Saturday, April 20, 2024

With temperatures at least expected to reach the 70s in the coming week and the likelihood of snow all but vanished for the year, the city has done its accounting: Cambridge got about 43 inches of snow this winter, demanding a $2.9 million appropriation from free cash to help pay the total cost for plowing, salting and clearing public areas.

Cambridge may have gotten off a little lighter than surrounding cities; Boston’s National Weather Service outpost recorded 47.6 inches for the area.

Added to the $371,755 set aside for handling snowfall for the year, the total expected costs for the winter would be just below $3.3 million, said Jeana Franconi, director of the city’s Budget Department, and John Nardone, deputy commissioner for operations at the city’s Department of Public Works.

The City Manager’s Office made the request of the City Council on Monday, noting that $410,000 of the requested money was for road restoration needs resulting from winter weather.

“Salting and plowing operations cover 125 miles of roadway and over 23 miles of sidewalk, including sidewalks and ramps abutting schools, public buildings, high-volume bus stops, parks and other public areas,” the city’s budget says.

The previous winter, when the city got only about 30 inches of snow, the City Manager’s Office made a $650,000 request from free cash for snow expenses, and total expenses for the year were $1.2 million, according to the city budget.

The winter before that was the “snowpocalypse,” when about 111 inches blanketed the region – in Cambridge, it’s officially 110 inches – and the City Manager’s Office asked the council for an additional $6 million, though the current adopted budget shows that total expenses for the year was $5.6 million.

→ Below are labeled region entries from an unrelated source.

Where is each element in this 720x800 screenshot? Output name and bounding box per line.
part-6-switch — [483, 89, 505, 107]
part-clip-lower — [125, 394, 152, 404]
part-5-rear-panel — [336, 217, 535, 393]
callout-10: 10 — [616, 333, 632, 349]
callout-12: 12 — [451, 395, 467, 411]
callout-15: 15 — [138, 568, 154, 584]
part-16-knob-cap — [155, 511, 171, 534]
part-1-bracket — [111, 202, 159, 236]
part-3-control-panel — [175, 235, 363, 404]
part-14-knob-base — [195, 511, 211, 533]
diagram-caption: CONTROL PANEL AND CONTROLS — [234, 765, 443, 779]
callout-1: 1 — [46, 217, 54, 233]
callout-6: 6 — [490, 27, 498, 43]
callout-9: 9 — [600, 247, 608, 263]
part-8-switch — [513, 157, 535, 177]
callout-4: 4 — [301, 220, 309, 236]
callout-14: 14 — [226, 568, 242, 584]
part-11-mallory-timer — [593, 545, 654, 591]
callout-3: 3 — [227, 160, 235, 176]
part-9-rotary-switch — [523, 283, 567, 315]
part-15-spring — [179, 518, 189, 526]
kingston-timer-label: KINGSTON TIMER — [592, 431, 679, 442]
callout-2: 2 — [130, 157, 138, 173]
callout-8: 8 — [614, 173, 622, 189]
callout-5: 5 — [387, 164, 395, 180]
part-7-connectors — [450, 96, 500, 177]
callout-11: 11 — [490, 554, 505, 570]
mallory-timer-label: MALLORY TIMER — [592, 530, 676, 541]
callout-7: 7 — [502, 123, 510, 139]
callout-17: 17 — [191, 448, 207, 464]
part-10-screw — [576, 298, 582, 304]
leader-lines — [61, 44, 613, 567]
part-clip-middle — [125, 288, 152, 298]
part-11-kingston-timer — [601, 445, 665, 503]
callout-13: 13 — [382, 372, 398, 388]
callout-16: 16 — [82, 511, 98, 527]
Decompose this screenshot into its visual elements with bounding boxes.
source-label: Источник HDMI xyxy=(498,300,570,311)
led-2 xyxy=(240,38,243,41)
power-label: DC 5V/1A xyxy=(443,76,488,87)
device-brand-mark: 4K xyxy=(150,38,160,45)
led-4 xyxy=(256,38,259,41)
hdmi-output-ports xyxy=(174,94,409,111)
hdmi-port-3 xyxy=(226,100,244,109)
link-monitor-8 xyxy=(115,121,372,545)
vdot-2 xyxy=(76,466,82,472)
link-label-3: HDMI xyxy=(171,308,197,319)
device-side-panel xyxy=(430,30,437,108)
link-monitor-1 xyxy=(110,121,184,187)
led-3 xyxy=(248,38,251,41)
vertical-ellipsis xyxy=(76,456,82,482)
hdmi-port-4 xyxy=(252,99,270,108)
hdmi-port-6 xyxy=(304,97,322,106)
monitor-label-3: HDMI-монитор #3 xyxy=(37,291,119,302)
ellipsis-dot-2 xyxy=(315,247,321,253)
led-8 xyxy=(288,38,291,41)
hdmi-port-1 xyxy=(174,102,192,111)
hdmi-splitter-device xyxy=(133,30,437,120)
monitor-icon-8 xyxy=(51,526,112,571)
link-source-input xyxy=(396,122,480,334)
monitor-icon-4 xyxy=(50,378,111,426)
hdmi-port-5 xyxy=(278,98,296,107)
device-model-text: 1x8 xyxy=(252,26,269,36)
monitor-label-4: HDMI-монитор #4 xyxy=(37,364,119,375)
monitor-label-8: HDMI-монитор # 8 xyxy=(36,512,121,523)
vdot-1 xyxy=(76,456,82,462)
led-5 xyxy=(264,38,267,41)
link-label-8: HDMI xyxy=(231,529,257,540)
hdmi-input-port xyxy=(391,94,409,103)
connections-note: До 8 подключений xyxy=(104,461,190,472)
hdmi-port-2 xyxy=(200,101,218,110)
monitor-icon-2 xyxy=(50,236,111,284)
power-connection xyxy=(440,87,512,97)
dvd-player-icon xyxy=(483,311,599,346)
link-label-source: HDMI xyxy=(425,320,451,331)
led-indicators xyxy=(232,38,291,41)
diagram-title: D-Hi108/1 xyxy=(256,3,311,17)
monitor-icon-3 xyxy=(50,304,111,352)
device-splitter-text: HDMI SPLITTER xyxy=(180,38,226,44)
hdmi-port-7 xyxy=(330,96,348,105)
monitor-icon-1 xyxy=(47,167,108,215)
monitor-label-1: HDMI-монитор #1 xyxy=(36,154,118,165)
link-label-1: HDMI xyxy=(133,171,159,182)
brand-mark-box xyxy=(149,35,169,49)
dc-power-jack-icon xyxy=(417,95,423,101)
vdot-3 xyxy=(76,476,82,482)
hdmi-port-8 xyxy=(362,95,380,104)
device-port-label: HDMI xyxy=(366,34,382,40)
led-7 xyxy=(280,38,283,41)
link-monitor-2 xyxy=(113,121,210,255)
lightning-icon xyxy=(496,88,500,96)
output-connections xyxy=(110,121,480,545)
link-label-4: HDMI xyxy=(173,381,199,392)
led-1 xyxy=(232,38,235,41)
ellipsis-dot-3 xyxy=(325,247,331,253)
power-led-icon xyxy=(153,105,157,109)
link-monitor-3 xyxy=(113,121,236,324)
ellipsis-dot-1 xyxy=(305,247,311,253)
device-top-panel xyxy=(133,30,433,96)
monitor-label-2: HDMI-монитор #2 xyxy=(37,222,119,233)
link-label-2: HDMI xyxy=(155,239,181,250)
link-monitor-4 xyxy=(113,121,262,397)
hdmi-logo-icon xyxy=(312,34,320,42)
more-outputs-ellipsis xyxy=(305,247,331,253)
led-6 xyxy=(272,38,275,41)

So what happened to the $400,000 difference? Did it go to make up the $371,000 difference between the budgeted snow funds, request to the council and total for the winter of 2014-15? “Anything that wasn’t used would go back to free cash,” Franconi said. But it wasn’t entirely clear exactly how the budget shook out.


This post was updated April 10, 2017, to add Franconi’s comments and raise the amount of snowfall expenditures to $3.3 million from $3.1 million using her insight.